Since cannabinoid receptors are present in lungs (Calignano et al. 2000), THC may be of additional benefit for CF patients, by reducing inflammatory processes in the lungs.
It has been demonstrated recently that bronchodilating and cough-reducing activity of endocannabinoids in irritated lungs are mediated by local CB1 receptors (Calignano et al. 2000). Therefore cannabinoids may also benefit CF patients by their bronchodilating and cough suppressing effects.
CF patients suffer pain from a variety of sources (Ravilly et al. 1996) including abdominal pain related to steatorrhea and malabsorption (Zeltzer et al. 1996), chest pain due to impacted sputum, pleuritic involvement with lung inflammation and infection, or chest wall pain associated with developing kyphoscoliosis and decreased chest wall mobility (Massie et al. 1998). Pain may also occur from gall bladder or kidney stones or from osteoporosis (Haworth et al. 1999; Lambert 2000; Ravilly et al. 1996). Cannabinoids are analgesics effective in a variety of conditions (Mechoulam et al. 1998b; Martin and Lichtman 1998), acting via cannabinoid receptors within as well as outside the brain and spinal cord and suppressing both acute and chronic pain (Pertwee 2001).

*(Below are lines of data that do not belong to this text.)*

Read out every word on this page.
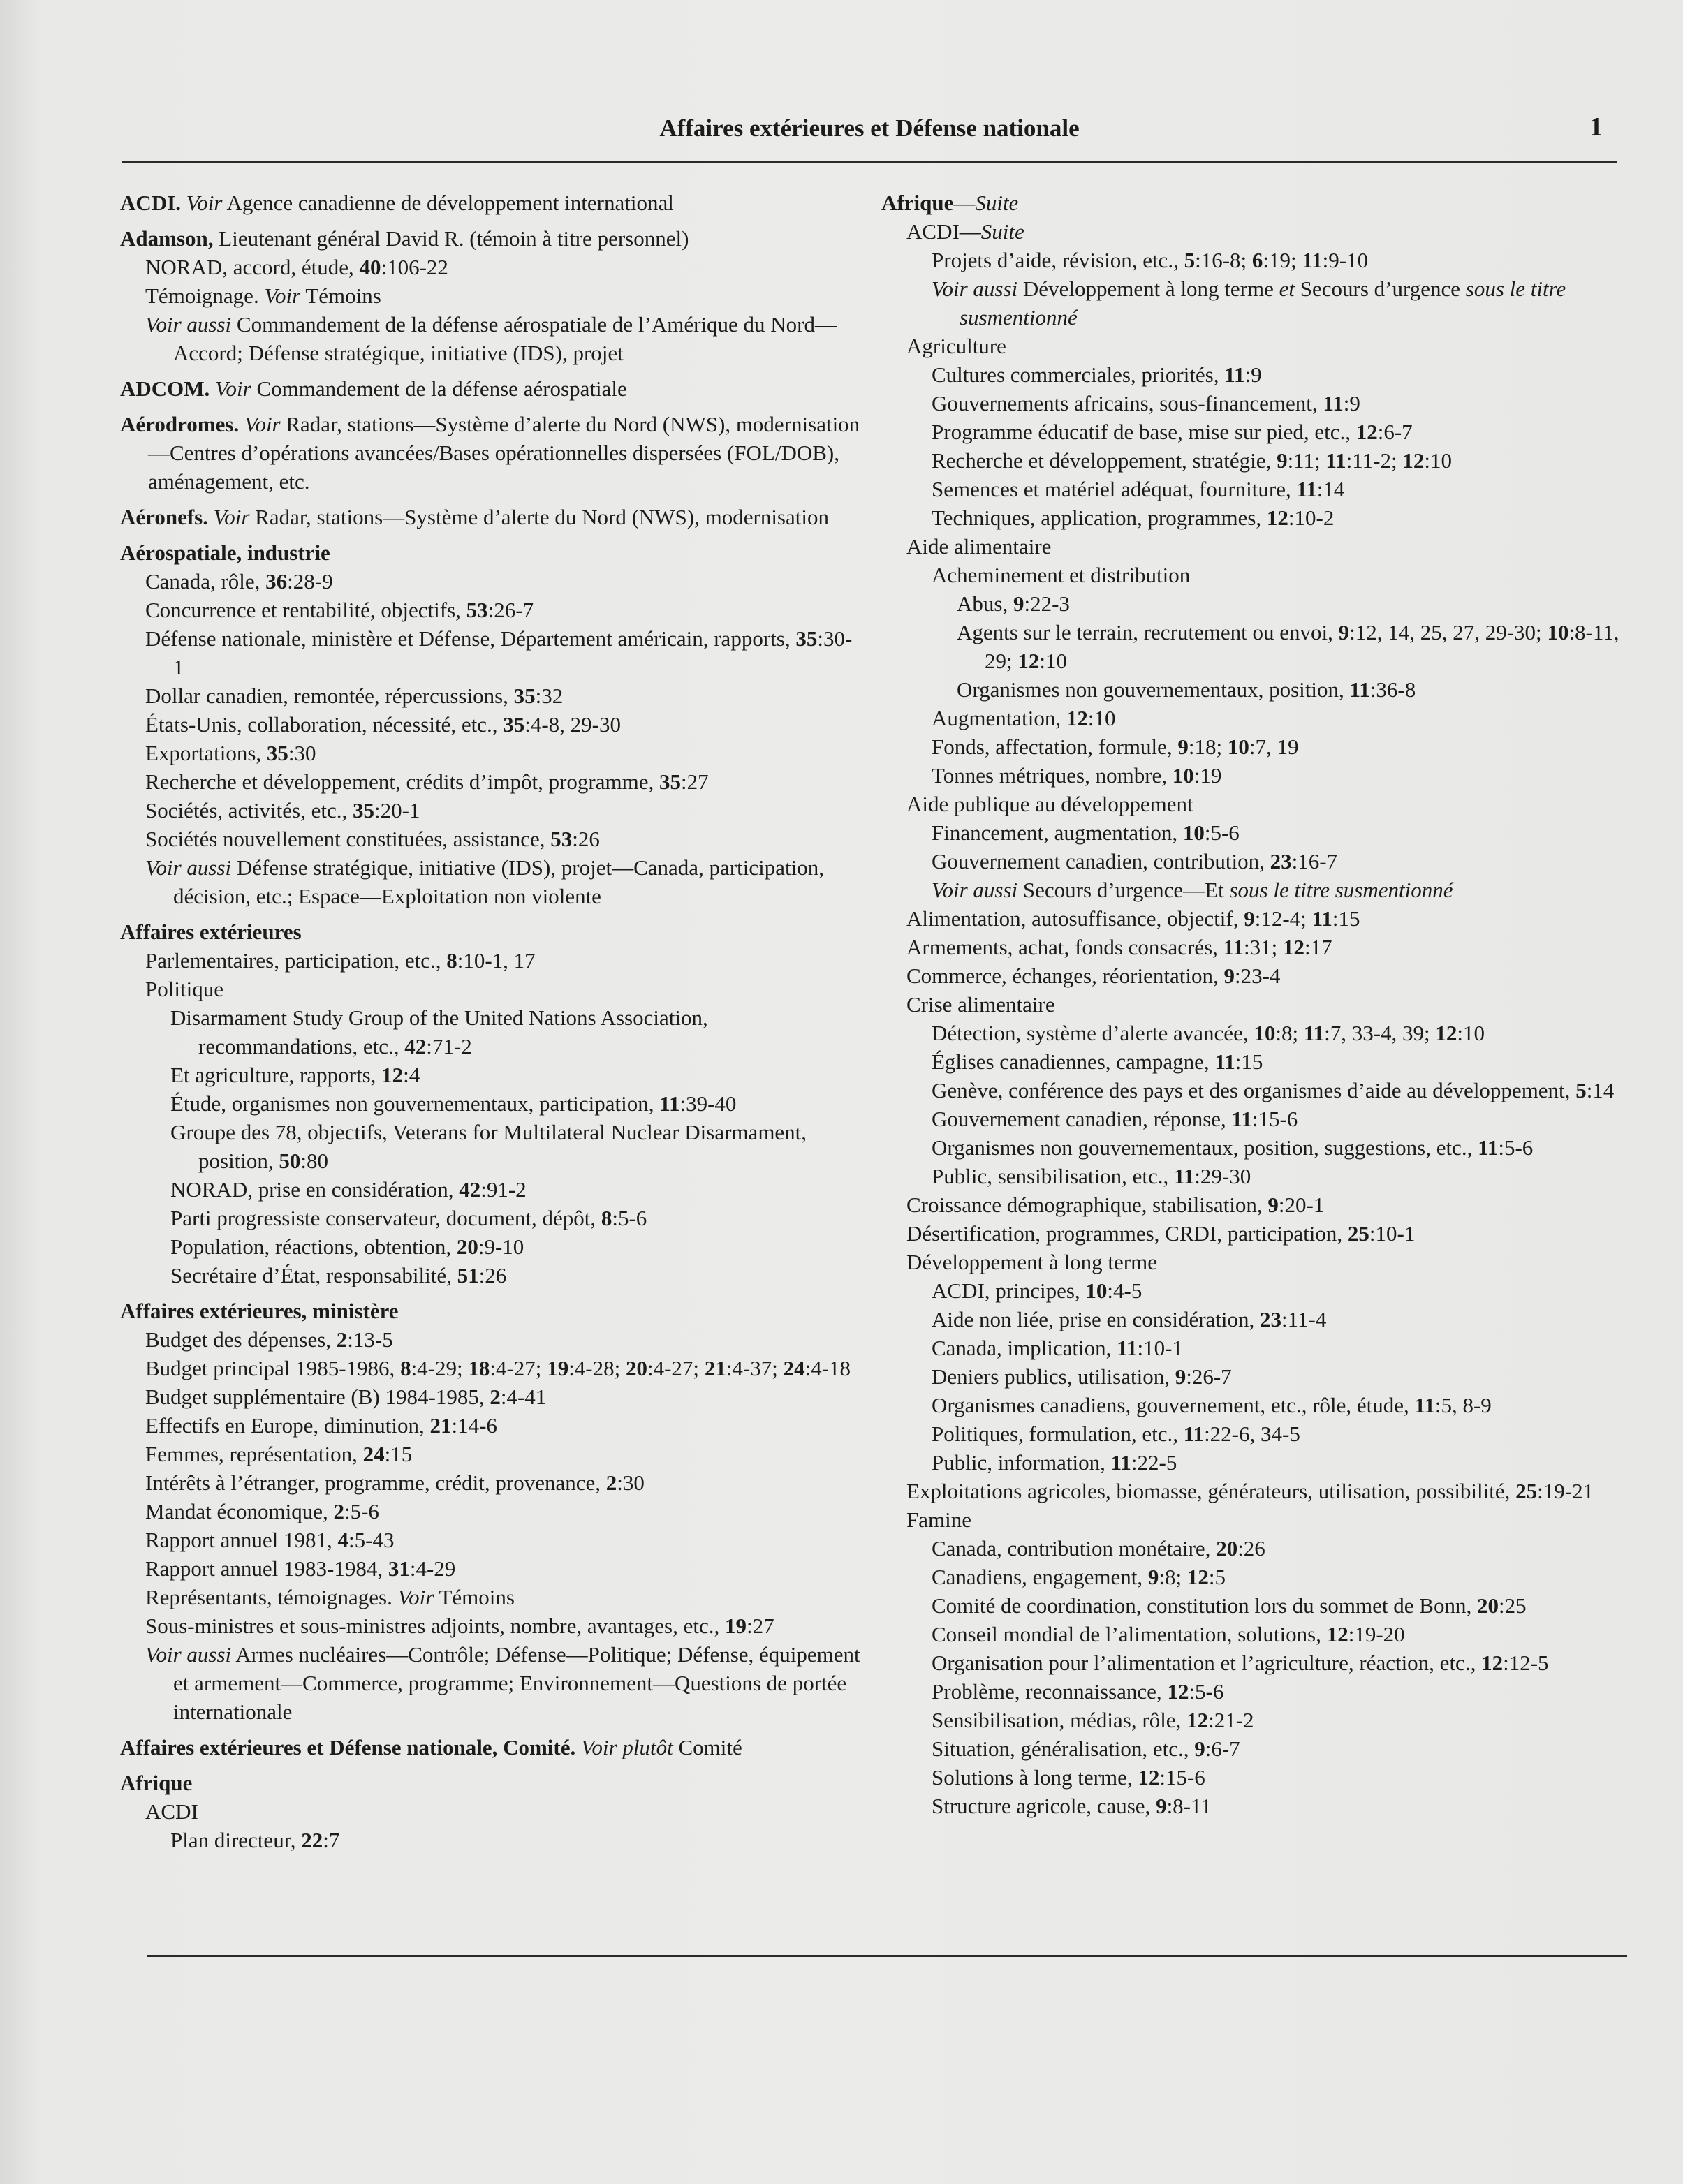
Affaires extérieures et Défense nationale	1
ACDI. Voir Agence canadienne de développement international
Adamson, Lieutenant général David R. (témoin à titre personnel)
NORAD, accord, étude, 40:106-22
Témoignage. Voir Témoins
Voir aussi Commandement de la défense aérospatiale de l’Amérique du Nord—Accord; Défense stratégique, initiative (IDS), projet
ADCOM. Voir Commandement de la défense aérospatiale
Aérodromes. Voir Radar, stations—Système d’alerte du Nord (NWS), modernisation—Centres d’opérations avancées/Bases opérationnelles dispersées (FOL/DOB), aménagement, etc.
Aéronefs. Voir Radar, stations—Système d’alerte du Nord (NWS), modernisation
Aérospatiale, industrie
Canada, rôle, 36:28-9
Concurrence et rentabilité, objectifs, 53:26-7
Défense nationale, ministère et Défense, Département américain, rapports, 35:30-1
Dollar canadien, remontée, répercussions, 35:32
États-Unis, collaboration, nécessité, etc., 35:4-8, 29-30
Exportations, 35:30
Recherche et développement, crédits d’impôt, programme, 35:27
Sociétés, activités, etc., 35:20-1
Sociétés nouvellement constituées, assistance, 53:26
Voir aussi Défense stratégique, initiative (IDS), projet—Canada, participation, décision, etc.; Espace—Exploitation non violente
Affaires extérieures
Parlementaires, participation, etc., 8:10-1, 17
Politique
Disarmament Study Group of the United Nations Association, recommandations, etc., 42:71-2
Et agriculture, rapports, 12:4
Étude, organismes non gouvernementaux, participation, 11:39-40
Groupe des 78, objectifs, Veterans for Multilateral Nuclear Disarmament, position, 50:80
NORAD, prise en considération, 42:91-2
Parti progressiste conservateur, document, dépôt, 8:5-6
Population, réactions, obtention, 20:9-10
Secrétaire d’État, responsabilité, 51:26
Affaires extérieures, ministère
Budget des dépenses, 2:13-5
Budget principal 1985-1986, 8:4-29; 18:4-27; 19:4-28; 20:4-27; 21:4-37; 24:4-18
Budget supplémentaire (B) 1984-1985, 2:4-41
Effectifs en Europe, diminution, 21:14-6
Femmes, représentation, 24:15
Intérêts à l’étranger, programme, crédit, provenance, 2:30
Mandat économique, 2:5-6
Rapport annuel 1981, 4:5-43
Rapport annuel 1983-1984, 31:4-29
Représentants, témoignages. Voir Témoins
Sous-ministres et sous-ministres adjoints, nombre, avantages, etc., 19:27
Voir aussi Armes nucléaires—Contrôle; Défense—Politique; Défense, équipement et armement—Commerce, programme; Environnement—Questions de portée internationale
Affaires extérieures et Défense nationale, Comité. Voir plutôt Comité
Afrique
ACDI
Plan directeur, 22:7
Afrique—Suite
ACDI—Suite
Projets d’aide, révision, etc., 5:16-8; 6:19; 11:9-10
Voir aussi Développement à long terme et Secours d’urgence sous le titre susmentionné
Agriculture
Cultures commerciales, priorités, 11:9
Gouvernements africains, sous-financement, 11:9
Programme éducatif de base, mise sur pied, etc., 12:6-7
Recherche et développement, stratégie, 9:11; 11:11-2; 12:10
Semences et matériel adéquat, fourniture, 11:14
Techniques, application, programmes, 12:10-2
Aide alimentaire
Acheminement et distribution
Abus, 9:22-3
Agents sur le terrain, recrutement ou envoi, 9:12, 14, 25, 27, 29-30; 10:8-11, 29; 12:10
Organismes non gouvernementaux, position, 11:36-8
Augmentation, 12:10
Fonds, affectation, formule, 9:18; 10:7, 19
Tonnes métriques, nombre, 10:19
Aide publique au développement
Financement, augmentation, 10:5-6
Gouvernement canadien, contribution, 23:16-7
Voir aussi Secours d’urgence—Et sous le titre susmentionné
Alimentation, autosuffisance, objectif, 9:12-4; 11:15
Armements, achat, fonds consacrés, 11:31; 12:17
Commerce, échanges, réorientation, 9:23-4
Crise alimentaire
Détection, système d’alerte avancée, 10:8; 11:7, 33-4, 39; 12:10
Églises canadiennes, campagne, 11:15
Genève, conférence des pays et des organismes d’aide au développement, 5:14
Gouvernement canadien, réponse, 11:15-6
Organismes non gouvernementaux, position, suggestions, etc., 11:5-6
Public, sensibilisation, etc., 11:29-30
Croissance démographique, stabilisation, 9:20-1
Désertification, programmes, CRDI, participation, 25:10-1
Développement à long terme
ACDI, principes, 10:4-5
Aide non liée, prise en considération, 23:11-4
Canada, implication, 11:10-1
Deniers publics, utilisation, 9:26-7
Organismes canadiens, gouvernement, etc., rôle, étude, 11:5, 8-9
Politiques, formulation, etc., 11:22-6, 34-5
Public, information, 11:22-5
Exploitations agricoles, biomasse, générateurs, utilisation, possibilité, 25:19-21
Famine
Canada, contribution monétaire, 20:26
Canadiens, engagement, 9:8; 12:5
Comité de coordination, constitution lors du sommet de Bonn, 20:25
Conseil mondial de l’alimentation, solutions, 12:19-20
Organisation pour l’alimentation et l’agriculture, réaction, etc., 12:12-5
Problème, reconnaissance, 12:5-6
Sensibilisation, médias, rôle, 12:21-2
Situation, généralisation, etc., 9:6-7
Solutions à long terme, 12:15-6
Structure agricole, cause, 9:8-11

In this paper a novel therapeutic target for cannabis is proposed, based on recent developments in research on cannabis on one hand, and on research on cystic fibrosis on the other. Recent findings suggest that the primary factors in the pathogenesis of CF includes fatty acid imbalance, possibly leading to such major manifestations of CF as chronic inflammation of the lungs and pancreatic disease (Greener 2000; Freedman et al. 1999). In the final stages of the disease malnutrition accompanied by a lack of appetite is frequently seen (Anthony et al. 1999; Schoni and Casaulta-Aebischer 2000). Additional symptoms of the disease may include pain due to a variety of sources (Ravilly et al. 1996), diarrhea (Rolles 1998) and nausea (Blecker et al. 2000).

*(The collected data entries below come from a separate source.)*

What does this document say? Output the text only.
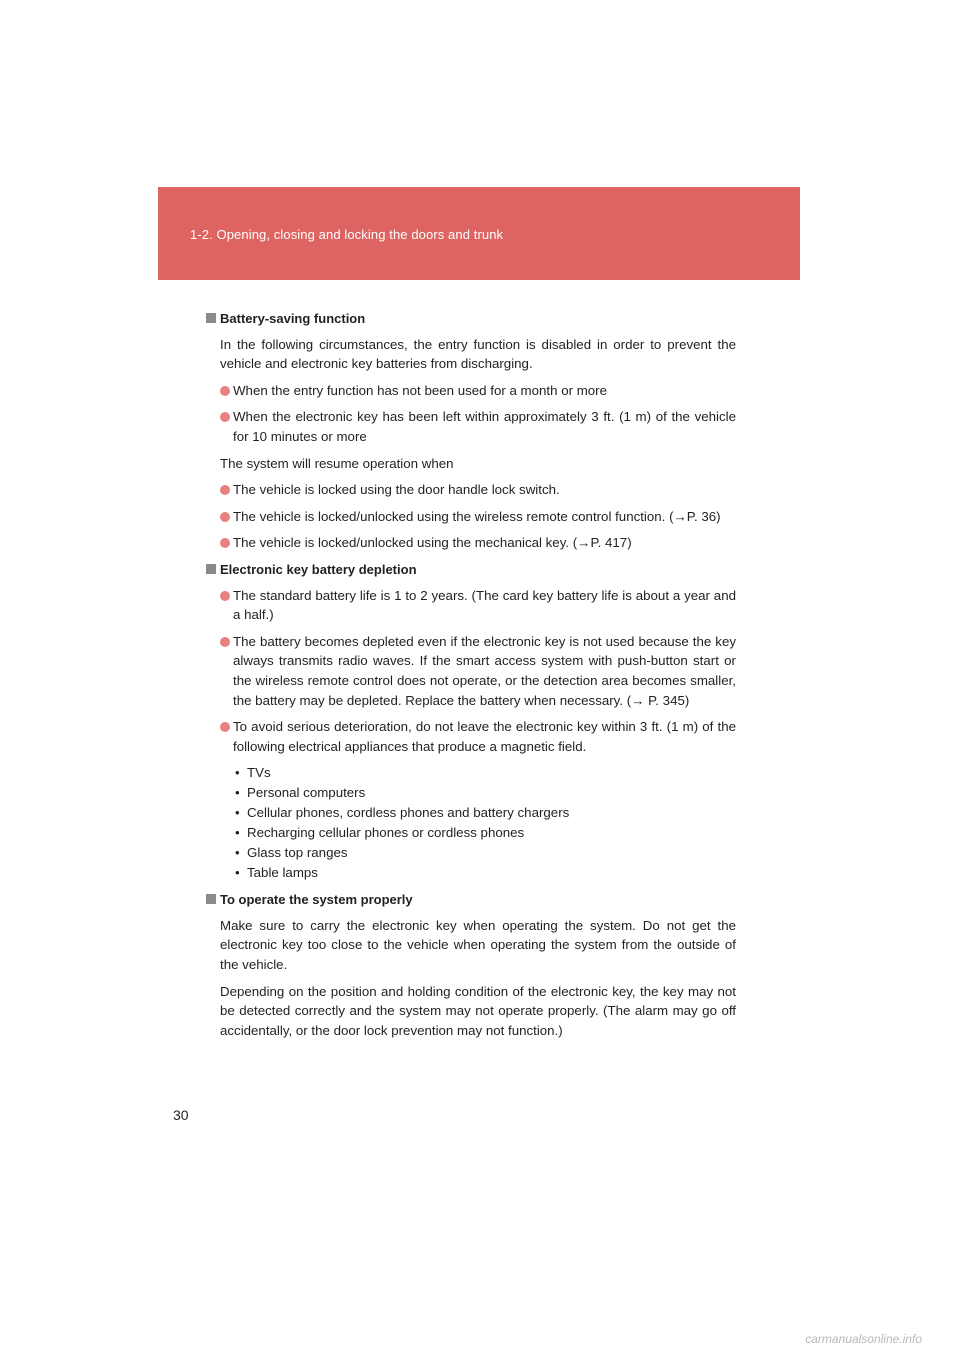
1-2. Opening, closing and locking the doors and trunk
Battery-saving function

In the following circumstances, the entry function is disabled in order to prevent the vehicle and electronic key batteries from discharging.

When the entry function has not been used for a month or more
When the electronic key has been left within approximately 3 ft. (1 m) of the vehicle for 10 minutes or more

The system will resume operation when

The vehicle is locked using the door handle lock switch.
The vehicle is locked/unlocked using the wireless remote control function. (→P. 36)
The vehicle is locked/unlocked using the mechanical key. (→P. 417)
Electronic key battery depletion
The standard battery life is 1 to 2 years. (The card key battery life is about a year and a half.)
The battery becomes depleted even if the electronic key is not used because the key always transmits radio waves. If the smart access system with push-button start or the wireless remote control does not operate, or the detection area becomes smaller, the battery may be depleted. Replace the battery when necessary. (→ P. 345)
To avoid serious deterioration, do not leave the electronic key within 3 ft. (1 m) of the following electrical appliances that produce a magnetic field.
• TVs
• Personal computers
• Cellular phones, cordless phones and battery chargers
• Recharging cellular phones or cordless phones
• Glass top ranges
• Table lamps
To operate the system properly

Make sure to carry the electronic key when operating the system. Do not get the electronic key too close to the vehicle when operating the system from the outside of the vehicle.

Depending on the position and holding condition of the electronic key, the key may not be detected correctly and the system may not operate properly. (The alarm may go off accidentally, or the door lock prevention may not function.)

30
carmanualsonline.info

Intriguingly, the therapeutic effects of cannabinoids include the potential to counteract each of these conditions. Thus appetite enhancement (Beal et al. 1997) and a critical role in food ingestion (Fride et al. 2001), analgesic, antiemetic, antiinflammatory, inhibition of intestinal motility and bronchodilating effects have been demonstrated (Calignano et al. 2001; Colombo et al. 1998; Fride 1995; Mechoulam et al. 1998b; Hanus et al. 1999; Tyler et al. 2000).

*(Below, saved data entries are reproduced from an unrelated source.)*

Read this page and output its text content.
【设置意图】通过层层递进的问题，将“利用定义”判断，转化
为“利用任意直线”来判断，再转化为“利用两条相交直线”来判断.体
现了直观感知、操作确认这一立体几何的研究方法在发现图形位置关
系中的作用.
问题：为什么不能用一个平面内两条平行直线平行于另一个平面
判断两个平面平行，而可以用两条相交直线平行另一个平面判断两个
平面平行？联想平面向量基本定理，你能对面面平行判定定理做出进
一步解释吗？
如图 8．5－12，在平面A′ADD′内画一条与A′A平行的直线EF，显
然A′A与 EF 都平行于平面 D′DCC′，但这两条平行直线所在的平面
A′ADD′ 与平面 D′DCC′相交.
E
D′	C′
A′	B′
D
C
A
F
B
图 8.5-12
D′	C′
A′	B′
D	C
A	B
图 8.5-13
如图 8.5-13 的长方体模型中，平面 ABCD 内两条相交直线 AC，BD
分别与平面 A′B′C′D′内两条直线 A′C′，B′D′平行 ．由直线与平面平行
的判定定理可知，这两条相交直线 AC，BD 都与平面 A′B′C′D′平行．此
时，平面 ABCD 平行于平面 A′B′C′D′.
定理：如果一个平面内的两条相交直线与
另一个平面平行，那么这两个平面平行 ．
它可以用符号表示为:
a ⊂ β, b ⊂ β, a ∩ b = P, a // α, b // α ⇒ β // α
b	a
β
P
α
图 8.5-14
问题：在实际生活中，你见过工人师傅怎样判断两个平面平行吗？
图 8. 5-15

It is proposed here, that CFTR not only regulates fatty acid balance but also endocannabinoid biosynthesis. Such mechanism predicts that low levels of endocannabioids in CF patients and in cftr-/- mice will be found, which could be responsible for many symptoms. It is hoped that affirmative data will eventually lead to the use of cannabinoids at more initial stages of cystic fibrosis (Figure 2).”